Kocaoğlu, Karataş, Tunçağ, Durak...
Yazar: Fevzi Yılmaz
İzmir'de, ilçelerin bölünmesi konusunda her kafadan bir ses çıkıyor.
Hemen hemen her gün yerel gazeteler bunu manşetlerinden duyuruyor.
Nedeni; bölünme önemli mi? Değil mi?
Neden önemli? Neden değil?
Bir karmaşa olduğu kesin.
Yerel seçimlerde CHP kalelerinin yıkılması için bölünme şart.
Bir görüş böyle.
Diğer bir görüş;
Hizmetlerin daha iyi yapılabilmesi adına bu bölünme gerekli.
Her iki görüş de, ilk bakışta AKP'nin görüşleri gibi algılanıyor.
Birincisi; tepki görüşü, ikincisi ise; AKP'nin bölünme için ortaya koyduğu gerekçe.
Aslında öyle değil.
AKP'li yöneticiler bu tartışmalara bıyık altından gülüyorlar.
Gülmeleri kadar doğal bir durum da yok.
Hatta haklılar da.
Sıkıntı daha önceleri de vardı.
Bölünme tartışmalarını ilk başlatanlar, CHP İzmir Milletvekilleri.
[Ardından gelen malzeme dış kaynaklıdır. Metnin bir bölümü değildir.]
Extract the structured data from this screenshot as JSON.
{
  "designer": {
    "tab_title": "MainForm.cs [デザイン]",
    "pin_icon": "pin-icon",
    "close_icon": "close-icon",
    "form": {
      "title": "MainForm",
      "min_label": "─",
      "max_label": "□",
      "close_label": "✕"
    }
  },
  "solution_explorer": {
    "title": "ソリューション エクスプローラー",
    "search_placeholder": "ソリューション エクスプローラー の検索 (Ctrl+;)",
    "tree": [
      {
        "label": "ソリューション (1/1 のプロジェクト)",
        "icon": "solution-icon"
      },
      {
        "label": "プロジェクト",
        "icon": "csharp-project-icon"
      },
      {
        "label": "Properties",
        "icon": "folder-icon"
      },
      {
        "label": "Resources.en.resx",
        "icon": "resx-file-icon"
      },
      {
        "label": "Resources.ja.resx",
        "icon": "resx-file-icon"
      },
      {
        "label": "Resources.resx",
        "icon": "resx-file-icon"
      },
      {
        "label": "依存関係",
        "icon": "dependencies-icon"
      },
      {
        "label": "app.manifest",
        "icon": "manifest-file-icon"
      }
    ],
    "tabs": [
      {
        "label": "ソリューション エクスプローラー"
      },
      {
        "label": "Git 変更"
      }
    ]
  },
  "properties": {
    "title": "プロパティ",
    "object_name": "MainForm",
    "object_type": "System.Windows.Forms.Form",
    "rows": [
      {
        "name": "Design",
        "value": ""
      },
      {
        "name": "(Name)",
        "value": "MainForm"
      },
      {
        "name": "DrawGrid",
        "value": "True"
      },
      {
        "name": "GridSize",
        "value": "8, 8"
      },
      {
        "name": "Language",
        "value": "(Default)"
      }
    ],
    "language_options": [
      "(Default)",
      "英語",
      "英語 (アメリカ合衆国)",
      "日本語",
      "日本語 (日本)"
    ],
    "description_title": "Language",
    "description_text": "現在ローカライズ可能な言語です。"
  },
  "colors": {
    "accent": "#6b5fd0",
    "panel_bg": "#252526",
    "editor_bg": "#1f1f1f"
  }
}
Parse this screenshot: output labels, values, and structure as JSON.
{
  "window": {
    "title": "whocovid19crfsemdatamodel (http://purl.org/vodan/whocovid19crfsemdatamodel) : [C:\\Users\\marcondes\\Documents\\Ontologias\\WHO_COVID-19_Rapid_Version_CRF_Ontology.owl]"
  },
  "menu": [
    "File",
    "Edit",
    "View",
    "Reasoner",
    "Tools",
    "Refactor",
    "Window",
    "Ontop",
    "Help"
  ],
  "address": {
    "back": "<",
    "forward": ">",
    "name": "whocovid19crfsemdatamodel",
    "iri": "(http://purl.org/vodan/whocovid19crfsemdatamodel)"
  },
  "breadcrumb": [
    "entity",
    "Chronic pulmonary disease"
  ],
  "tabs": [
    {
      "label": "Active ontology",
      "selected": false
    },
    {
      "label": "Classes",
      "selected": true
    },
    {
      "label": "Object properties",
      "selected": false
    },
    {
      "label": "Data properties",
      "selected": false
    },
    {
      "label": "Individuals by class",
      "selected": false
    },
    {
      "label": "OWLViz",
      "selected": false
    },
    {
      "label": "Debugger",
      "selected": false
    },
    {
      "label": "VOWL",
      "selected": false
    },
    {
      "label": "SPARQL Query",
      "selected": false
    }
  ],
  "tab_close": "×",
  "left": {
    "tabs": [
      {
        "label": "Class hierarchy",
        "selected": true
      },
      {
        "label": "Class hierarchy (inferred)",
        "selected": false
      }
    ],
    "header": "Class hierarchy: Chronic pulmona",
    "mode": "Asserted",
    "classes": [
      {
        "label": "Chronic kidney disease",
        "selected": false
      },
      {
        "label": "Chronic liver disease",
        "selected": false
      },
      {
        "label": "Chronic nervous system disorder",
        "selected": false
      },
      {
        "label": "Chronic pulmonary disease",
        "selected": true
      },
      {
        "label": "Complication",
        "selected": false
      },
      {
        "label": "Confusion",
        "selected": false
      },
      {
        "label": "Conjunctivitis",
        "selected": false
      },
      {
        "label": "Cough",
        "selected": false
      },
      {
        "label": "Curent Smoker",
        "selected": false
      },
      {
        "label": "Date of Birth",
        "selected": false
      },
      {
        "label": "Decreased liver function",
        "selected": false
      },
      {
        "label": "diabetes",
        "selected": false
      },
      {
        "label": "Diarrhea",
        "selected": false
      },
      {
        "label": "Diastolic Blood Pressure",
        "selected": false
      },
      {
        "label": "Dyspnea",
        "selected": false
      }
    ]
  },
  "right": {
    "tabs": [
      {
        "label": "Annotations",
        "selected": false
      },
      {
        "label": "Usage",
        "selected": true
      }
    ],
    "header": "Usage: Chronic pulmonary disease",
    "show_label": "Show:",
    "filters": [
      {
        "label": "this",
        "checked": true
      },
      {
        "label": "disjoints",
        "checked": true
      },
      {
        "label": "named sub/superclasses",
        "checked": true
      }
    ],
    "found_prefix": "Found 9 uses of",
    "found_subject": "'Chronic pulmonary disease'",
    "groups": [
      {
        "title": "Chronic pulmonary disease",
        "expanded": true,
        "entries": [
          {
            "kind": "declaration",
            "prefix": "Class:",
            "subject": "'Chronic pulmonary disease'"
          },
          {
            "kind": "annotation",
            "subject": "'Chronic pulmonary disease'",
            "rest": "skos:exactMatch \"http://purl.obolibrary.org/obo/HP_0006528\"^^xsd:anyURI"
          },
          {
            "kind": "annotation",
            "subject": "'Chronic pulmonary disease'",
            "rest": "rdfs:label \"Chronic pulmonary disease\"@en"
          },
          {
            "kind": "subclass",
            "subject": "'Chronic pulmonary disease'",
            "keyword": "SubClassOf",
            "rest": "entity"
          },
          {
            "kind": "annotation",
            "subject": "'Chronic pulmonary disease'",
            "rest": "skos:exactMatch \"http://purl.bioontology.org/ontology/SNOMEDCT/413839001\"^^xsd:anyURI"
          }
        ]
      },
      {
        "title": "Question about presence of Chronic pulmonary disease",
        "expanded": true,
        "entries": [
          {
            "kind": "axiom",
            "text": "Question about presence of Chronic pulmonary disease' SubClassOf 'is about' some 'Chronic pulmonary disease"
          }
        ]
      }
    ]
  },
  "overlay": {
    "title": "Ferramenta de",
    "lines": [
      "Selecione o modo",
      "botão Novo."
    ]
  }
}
Çok uzağa gitmeye gerek yok.
Yakın Plan Gazetesi'nin 209. sayısı.
Tarih; 9-15 Aralık 2007.
Manşet; CHP, Konak'ta anlaşamadı.
Spot; CHP İzmir Milletvekili Abdurrezzak Ertem'in 'Konak ilçesinin iki ayrı belediye' olarak bölünmesi ile ilgili verdiği meclis önergesi tartışılmaya başlandı. Ertem'e ilk karşı çıkan, partilisi Konak Belediye Başkanı Muzaffer Tunçağ oldu. Tunçağ, mevcut durumda Uzundere ve Karabağlar bölgesinin çok büyük yatırım aldığını belirtirken, bölünmeyle bu bölgelerin mağdur olacağını söyledi.
Haberin devamı ise konuyu daha da ilginç hale getiriyor.
Bakın, Ertem bölünme konusunda ne diyor; Türkiye'deki 55 ilden daha fazla nüfusa sahip olan Konak ilçesinin hizmetlerinin daha rahat bir şekilde yerine getirilmesi için, bu bölünmenin gerekliliğinin altını çizerken, "AKP yerel seçimlerden başarısız çıkacağı için bu önergemi gündeme almamaktadırlar" diye konuştu.
Önerge gündeme alındı.
Alındı alınmasına, ancak;
CHP bu bölünmeye tepkili.
Dahası:
Özel sohbetlerde CHP'li arkadaşlar, Türkiye'nin ufkunun AKP tarafından nasıl karartılmak istendiğinden dem vurup, yakınıp "bölünmesin" edebiyatı yapıyorlar.
Sonra AKP'nin 'bölünme kararı' karşısında, "İzmir'i almak istiyorlar" diyerek ülkemizi karartanların beklentilerine çanak tutuyorlar.
Önerge vereceksin, 'bölünsün' diyeceksin, sonra da 'AKP'nin oyunu bu' diyeceksin.
Bu "dürüstlükle" nasıl bağdaşır?
Nasıl oluyor?
Soruyorum.
Nasıl demokrasi anlayışıdır bu?
Ne anlamı var; bölünmeye itirazların, tepkilerin, yükselen seslerin, tartışmaların?
Sayın Kocaoğlu, Karataş, Durak ve Tunçağ, size sesleniyorum!
"Nasıl olsa halkın oyları ile geldiler" diyerek iktidarın tüm uygulamalarına "evet" demenin bir demokrasi terbiyesi olmadığının ben de farkındayım.
Bunun tam tersini söylemek de, benim demokrasi terbiyesinden yoksun olduğumu gösterir.
Ancak;
Onurluca,
Mertçe,
Hatta dürüstçe;
Demokrasiye, etkilerin ve tepkilerin gerçeği olarak bakın.
Birilerine de hiç prim vermeyin.
Bu İzmir, sizin, bizim İzmirimiz.
Halka gidin, önlerine sandık koyun.
Adı da; halkın referandumu olsun,
Deyin ki; "Siz halksınız. Siz ne dersiniz o olur."